Un hombre, Gareth, sale a buscar una vaca que se escapó. La escena es hermosa, por donde se la mire. Esa simple actividad, ajena e inentendible para una vorágine urbana, es el fino hilo que sostiene la densidad emocional presente en Tiempo sin lluvia. Mientras va en busca del animal, los recuerdos, los deseos, las frustraciones y la familia son algunos de los elementos por los cuales transita el protagonista y toda la historia. Y rápidamente aparece una pregunta: ¿dónde estoy parado?

Es interesante pensar que el presente siempre es una forma inacabada e incompleto, siempre expuesto y maleable a un pasado (por la lectura del pasado que cada uno hace) que se resignifica a cada rato, y por los deseos que nos mueven hacia adelante. Eso ofrece un resultado: una incomodidad permanente. Y esa parece ser una verdad. Además, la novela nos muestra pinceladas de una existencialidad en la que la posibilidad de derrumbe (del que difícilmente podamos levantarnos) estuviese ahí nomás, a la espera de un pequeño incidente que lo acelere todo y perdamos el control. ¿No es acaso también una novela sobre el deseo por el control absoluto de la existencia, por ese despliegue insoportable de la razón sobre las cosas? 

La novela tiene precisión en el desarrollo de un clima. Es el campo, es la lentitud, son los pequeños anhelos, es la tierra seca por la falta de lluvia, es la familia que se habla poco en su interior, es un la naturaleza de un lugar cerca del mar. Y es la voz de Gareth la que narra en esa fluidez, aunque a veces aparezcan pequeñas ráfagas a partir del protagonismo de su mujer. Y lo interesante es que esas apariciones entran de lleno como un golpe a la mandíbula, pequeños aportes que resignifican todo.

La familia es uno de los grandes temas, un retrato que se construye a partir de la tensión entre las distintas singularidades. Y la familia parece ser eso, el marco de todo, la posibilidad de, pero también su anulación o sus límites. Una mujer que parece nunca recuperarse de un engaño y el dolor que la persigue, un dolor que es todo cuerpo; un marido que planea expandirse para anclarse definitivamente en el campo, un adolescente que quiere (o debe) irse para vivir otras aventuras y una niña que es simplemente una niña mirando a partir de la simpleza.

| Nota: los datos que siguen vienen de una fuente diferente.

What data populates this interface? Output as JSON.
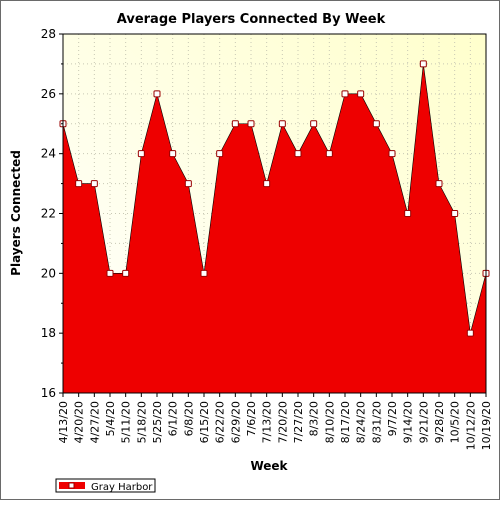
{
  "chart_data": {
    "type": "area",
    "title": "Average Players Connected By Week",
    "xlabel": "Week",
    "ylabel": "Players Connected",
    "ylim": [
      16,
      28
    ],
    "yticks": [
      16,
      18,
      20,
      22,
      24,
      26,
      28
    ],
    "grid": true,
    "legend_position": "bottom-left",
    "x": [
      "4/13/20",
      "4/20/20",
      "4/27/20",
      "5/4/20",
      "5/11/20",
      "5/18/20",
      "5/25/20",
      "6/1/20",
      "6/8/20",
      "6/15/20",
      "6/22/20",
      "6/29/20",
      "7/6/20",
      "7/13/20",
      "7/20/20",
      "7/27/20",
      "8/3/20",
      "8/10/20",
      "8/17/20",
      "8/24/20",
      "8/31/20",
      "9/7/20",
      "9/14/20",
      "9/21/20",
      "9/28/20",
      "10/5/20",
      "10/12/20",
      "10/19/20"
    ],
    "series": [
      {
        "name": "Gray Harbor",
        "color": "#ee0000",
        "values": [
          25,
          23,
          23,
          20,
          20,
          24,
          26,
          24,
          23,
          20,
          24,
          25,
          25,
          23,
          25,
          24,
          25,
          24,
          26,
          26,
          25,
          24,
          22,
          27,
          23,
          22,
          18,
          20
        ]
      }
    ],
    "colors": {
      "plot_bg_start": "#ffffff",
      "plot_bg_end": "#ffffcc",
      "grid": "#c8c8b4",
      "marker_fill": "#ffffff",
      "marker_stroke": "#990000"
    }
  }
}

En este sentido, hay algo latente en casi toda la historia. Y que tiene que ver con la espera. No es una espera en el sentido de cuerpos y deseos quietos, sino la espera de que algo de eso que no se resuelve, un día lo haga mágicamente. Una especie de milagro en el que los sujetos (todos los protagonistas) parecen ponerse fuera, como si no fueran ellos los motores de su destino, aún sabiendo de que esa voluntad de cambio luego será trastocada porque no es posible controlar todo.

Uno de los grandes matices de la novela: qué pasa con las definiciones, qué pasa con las decisiones. 

¿Y qué pasa? La vida, mientras tanto, yéndose.